3 - Les manufactures royales déjà existantes dont certaines sont
rappelées : « Charleville, Maubeuge, St Etienne et notamment
en la ville de Tulle » bénéficient d'autres avantages. Il convient
donc d'en faire bénéficier les nouvelles : « Voullons
pareillement que les employés aux dites forges, fonderies et usines et
que les ouvriers qui y travailleront et qui seront portés sur les rôles
qu'en tiendra l'inspection soient exempts de tutelle, curatelle, corvée,
logement de gens de guerre ». Les privilèges accordés ne
s'arrêteront pas là puisque ces personnels, considérés comme travaillant
pour la défense du pays, doivent pouvoir assurer leurs fonctions en tous
temps, aussi : « Voullons aussi que les dits employés et
ouvriers soient exempts de la milice et ne puissent sous aucun prétexte
être enrôlés ni engagés par les officiers de nos troupes, à condition
néanmoins qu'ils justifieront qu'ils ont constamment travaillé dans les
dites forges, fonderies et usines pendant 6 mois avant leur engagement
faute de quoi le dit engagement subsistera ». Le régime
fiscal auxquels ils seront assujettis est même évoqué, en effet, il est
prévu que « les dits employés et ouvriers soient taxés
d'office à la taille personnelle, et dans le cas où ils feroient valoir
leur bien propre, et prendroient quelques baux à ferme, ils soient
assujettis à la taille d'exploitation, et taxés de même d'office en la
matière accoutumée ».
3 - 1 : Elles seront accordées aux entrepreneurs qui auront la charge de
faire fonctionner ces usines. Qui dit fonderie, dit minerai de charbon pour
l'exploitation industrielle. Il sera donc « accordé par
préférence aux dits entrepreneurs la faculté de faire ouvrir la terre pour
en tirer la mine nécessaire à leurs travaux, de se servir des lavoirs, et
d'en faire établir partout où besoin ». Cette faveur restera
toutefois conditionnée :
à une autorisation royale
à un dédommagement accordé aux propriétaires des terrains «
avant de procéder aux dites ouvertures suivant l'estimation qui en sera faite
par experts communs entre les parties ou nommés d'office par le Juge royal le
plus prochain ».
3 - 2 : Le droit de traite consistait à percevoir une taxe
sur les marchandises qui circulaient d'une province à l'autre. Y étaient
soumis tous les produits qu'il s'agisse d'articles finis ou de matières
premières. Désormais : « Toutes les matières de quelle nature
qu'elles soient qui seront employées [...] à la
fabrication des canons destinés pour notre marine, ainsi que les outils et
ustensiles servant à la dite fabrication seront exemptés de droit de traite
faisant partie du Bail de la ferme générale ainsi que de tous droits
d'octroi, péages et autres généralement quelconques à Nous dûs ».

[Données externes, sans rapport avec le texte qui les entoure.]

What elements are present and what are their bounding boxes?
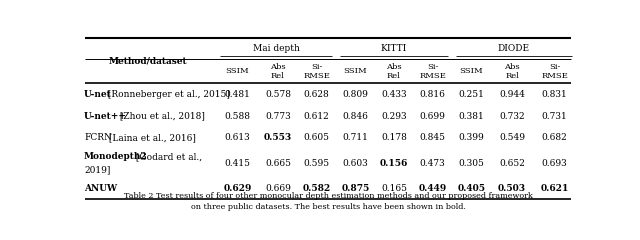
Text: 0.473: 0.473 [420, 159, 445, 168]
Text: 0.165: 0.165 [381, 184, 407, 193]
Text: [Laina et al., 2016]: [Laina et al., 2016] [106, 133, 195, 142]
Text: 0.665: 0.665 [265, 159, 291, 168]
Text: 0.549: 0.549 [499, 133, 525, 142]
Text: 0.731: 0.731 [542, 112, 568, 120]
Text: 0.845: 0.845 [420, 133, 445, 142]
Text: 0.809: 0.809 [342, 90, 368, 99]
Text: 0.405: 0.405 [458, 184, 485, 193]
Text: 0.503: 0.503 [498, 184, 526, 193]
Text: 0.251: 0.251 [458, 90, 484, 99]
Text: 0.682: 0.682 [542, 133, 568, 142]
Text: on three public datasets. The best results have been shown in bold.: on three public datasets. The best resul… [191, 203, 465, 211]
Text: 0.613: 0.613 [225, 133, 250, 142]
Text: SSIM: SSIM [460, 67, 483, 75]
Text: Table 2 Test results of four other monocular depth estimation methods and our pr: Table 2 Test results of four other monoc… [124, 192, 532, 200]
Text: DIODE: DIODE [498, 44, 530, 53]
Text: 0.669: 0.669 [265, 184, 291, 193]
Text: SSIM: SSIM [344, 67, 367, 75]
Text: Monodepth2: Monodepth2 [84, 152, 148, 161]
Text: Abs
Rel: Abs Rel [270, 63, 285, 80]
Text: 0.621: 0.621 [541, 184, 569, 193]
Text: Method/dataset: Method/dataset [109, 56, 188, 65]
Text: 0.628: 0.628 [304, 90, 330, 99]
Text: 0.944: 0.944 [499, 90, 525, 99]
Text: KITTI: KITTI [381, 44, 407, 53]
Text: [Godard et al.,: [Godard et al., [133, 152, 202, 161]
Text: Mai depth: Mai depth [253, 44, 300, 53]
Text: 0.582: 0.582 [303, 184, 331, 193]
Text: 0.449: 0.449 [419, 184, 447, 193]
Text: 0.603: 0.603 [342, 159, 368, 168]
Text: FCRN: FCRN [84, 133, 112, 142]
Text: 0.875: 0.875 [341, 184, 369, 193]
Text: 0.711: 0.711 [342, 133, 368, 142]
Text: ANUW: ANUW [84, 184, 117, 193]
Text: 0.578: 0.578 [265, 90, 291, 99]
Text: Si-
RMSE: Si- RMSE [541, 63, 568, 80]
Text: 0.816: 0.816 [420, 90, 445, 99]
Text: [Zhou et al., 2018]: [Zhou et al., 2018] [117, 112, 205, 120]
Text: 0.305: 0.305 [458, 159, 484, 168]
Text: 0.399: 0.399 [458, 133, 484, 142]
Text: 0.612: 0.612 [304, 112, 330, 120]
Text: 0.595: 0.595 [303, 159, 330, 168]
Text: 0.381: 0.381 [458, 112, 484, 120]
Text: 0.831: 0.831 [542, 90, 568, 99]
Text: Abs
Rel: Abs Rel [504, 63, 520, 80]
Text: 0.293: 0.293 [381, 112, 407, 120]
Text: 0.433: 0.433 [381, 90, 407, 99]
Text: 0.693: 0.693 [542, 159, 568, 168]
Text: 0.652: 0.652 [499, 159, 525, 168]
Text: SSIM: SSIM [226, 67, 250, 75]
Text: 0.553: 0.553 [264, 133, 292, 142]
Text: 0.699: 0.699 [420, 112, 445, 120]
Text: U-net++: U-net++ [84, 112, 127, 120]
Text: 0.732: 0.732 [499, 112, 525, 120]
Text: 0.178: 0.178 [381, 133, 407, 142]
Text: U-net: U-net [84, 90, 112, 99]
Text: Abs
Rel: Abs Rel [386, 63, 402, 80]
Text: 0.846: 0.846 [342, 112, 368, 120]
Text: 0.773: 0.773 [265, 112, 291, 120]
Text: Si-
RMSE: Si- RMSE [303, 63, 330, 80]
Text: 2019]: 2019] [84, 165, 110, 174]
Text: [Ronneberger et al., 2015]: [Ronneberger et al., 2015] [106, 90, 230, 99]
Text: 0.605: 0.605 [303, 133, 330, 142]
Text: 0.415: 0.415 [225, 159, 250, 168]
Text: 0.588: 0.588 [225, 112, 250, 120]
Text: 0.629: 0.629 [223, 184, 252, 193]
Text: 0.481: 0.481 [225, 90, 250, 99]
Text: Si-
RMSE: Si- RMSE [419, 63, 446, 80]
Text: 0.156: 0.156 [380, 159, 408, 168]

Cette clause d'exemption s'accompagnait toutefois de conditions inhérentes à
cette activité telles que droit de marquage des fers, de justificatifs
dûment reconnus et ne dispensait pas pour autant de tout autre droit qui
pouvait être perçu dans le cadre de règlements déjà édités.
L'intérêt stratégique déjà évoqué dans une page précédente amène l'autorité royale à prendre des mesures de sécurité particulières. Outre le fait que des représentants officiels demeurent perpétuellement sur place pour assurer une surveillance de tous les instants, une garde spéciale est instaurée : « Et attendu que nous prenons et mettons sous notre protection et sauvegarde spéciale les dites forges, fonderies et usines, permettons aux Entrepreneurs d'y avoir des Gardes revêtus de nos livrées et de faire mettre pour inscription sur les principales portes des dits établissements, fonderie royale de canons pour la marine ».